KİMYAMIZ MI BOZULMUŞ












KİMYAMIZ MI BOZULMUŞ 

Hiçbir şey gözlerime artık aşına değil!
Ruh bedene, beden ruha tepkili;
Kimyamız mı bozulmuş, gölgeler bölük/pörçük...

İki kaş arasında açılır mesafeler
Tanıdık gelmez size
Kandan/candan olanlar
Nedir bu uyumsuzluk?
Biz mi hayattan koptuk,
Hayat mı bizden kopuk?

Düğümlenir boğazın;
Oturur yumruk gibi, iki ağır kelime:
YALNIZLIK ve YABANCI…
Suskunluk girdabında, cebelleşir duygular;
Zaman mı bizden önde, biz mi zamandan geri?
Ne kaide, ne kural
Ne gönüllere cemre…

Çorak mümbit topraklar
Artık mevsimler kurak…

Anlarsın sen de bir gün!

Kalp mahzun, gönül talan..
Dön de bir bak ardına nedir elinde kalan?


Sonbahar ağaçları haykırır nihayeti;
Yaprak değil, tenindir dalda sararıp solan...

Ne çekilmez azaptır,
Çöllerde pusulasız…
Sarar hicran lâvları,
Ruhun yağmura mecnun…
Dinmez gözünde hasret;
Kavurur muhtaçlığı,
Düşürür yollara, deli/divane...
Koşarsın!
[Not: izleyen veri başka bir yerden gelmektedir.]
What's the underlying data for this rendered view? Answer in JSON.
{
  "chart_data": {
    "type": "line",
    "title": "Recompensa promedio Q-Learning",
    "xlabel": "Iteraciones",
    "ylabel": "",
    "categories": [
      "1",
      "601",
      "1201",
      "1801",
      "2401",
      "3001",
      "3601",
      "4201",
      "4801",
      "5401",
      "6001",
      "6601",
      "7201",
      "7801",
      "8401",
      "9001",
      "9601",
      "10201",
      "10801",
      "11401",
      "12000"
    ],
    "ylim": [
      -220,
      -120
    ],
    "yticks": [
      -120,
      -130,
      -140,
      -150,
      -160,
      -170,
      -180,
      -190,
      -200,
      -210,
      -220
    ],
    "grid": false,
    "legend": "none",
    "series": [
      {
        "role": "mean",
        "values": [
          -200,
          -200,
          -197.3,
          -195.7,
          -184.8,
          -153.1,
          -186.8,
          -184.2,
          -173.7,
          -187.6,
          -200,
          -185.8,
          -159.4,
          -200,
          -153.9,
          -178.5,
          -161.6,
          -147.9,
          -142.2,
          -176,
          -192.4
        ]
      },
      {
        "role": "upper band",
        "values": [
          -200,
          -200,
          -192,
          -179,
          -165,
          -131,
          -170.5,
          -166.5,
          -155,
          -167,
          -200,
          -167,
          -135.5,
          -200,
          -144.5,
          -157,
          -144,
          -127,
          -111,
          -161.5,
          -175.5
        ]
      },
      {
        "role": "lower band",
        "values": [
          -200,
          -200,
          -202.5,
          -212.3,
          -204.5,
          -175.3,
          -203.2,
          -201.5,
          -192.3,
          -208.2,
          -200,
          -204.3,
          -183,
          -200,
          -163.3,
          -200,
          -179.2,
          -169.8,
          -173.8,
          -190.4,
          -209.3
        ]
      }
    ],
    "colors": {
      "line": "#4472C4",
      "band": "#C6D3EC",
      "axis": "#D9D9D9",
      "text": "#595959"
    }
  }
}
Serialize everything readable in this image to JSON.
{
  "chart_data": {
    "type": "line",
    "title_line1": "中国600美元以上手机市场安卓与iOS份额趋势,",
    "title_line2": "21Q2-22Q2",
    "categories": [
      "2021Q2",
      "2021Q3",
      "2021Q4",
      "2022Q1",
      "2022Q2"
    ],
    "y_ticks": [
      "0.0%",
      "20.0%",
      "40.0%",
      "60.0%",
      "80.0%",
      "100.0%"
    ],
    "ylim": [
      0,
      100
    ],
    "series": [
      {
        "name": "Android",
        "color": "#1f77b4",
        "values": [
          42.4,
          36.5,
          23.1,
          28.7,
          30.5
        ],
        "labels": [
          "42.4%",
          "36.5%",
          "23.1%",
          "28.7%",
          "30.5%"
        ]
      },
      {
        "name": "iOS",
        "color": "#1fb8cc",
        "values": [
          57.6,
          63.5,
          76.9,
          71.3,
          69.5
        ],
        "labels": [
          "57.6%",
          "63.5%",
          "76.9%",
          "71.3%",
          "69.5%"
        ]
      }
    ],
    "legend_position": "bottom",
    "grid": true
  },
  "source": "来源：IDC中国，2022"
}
Koşarsın erişemezsin!
Öylesine sahici ki, gördüğün;
Nereden bilirsin? Uzayıp giden nehirler, serap!
Haykırır-sın dehşetle: "Ben de mi? SERAP?!
Öyle bir sarsar ki seni, hakikat;
Ufalanır-sın...
Erir zerrelerin, sınırsız boşluğun cenderesinde…
Bir kavislik şahap ömür denen tek nefeslik rüya…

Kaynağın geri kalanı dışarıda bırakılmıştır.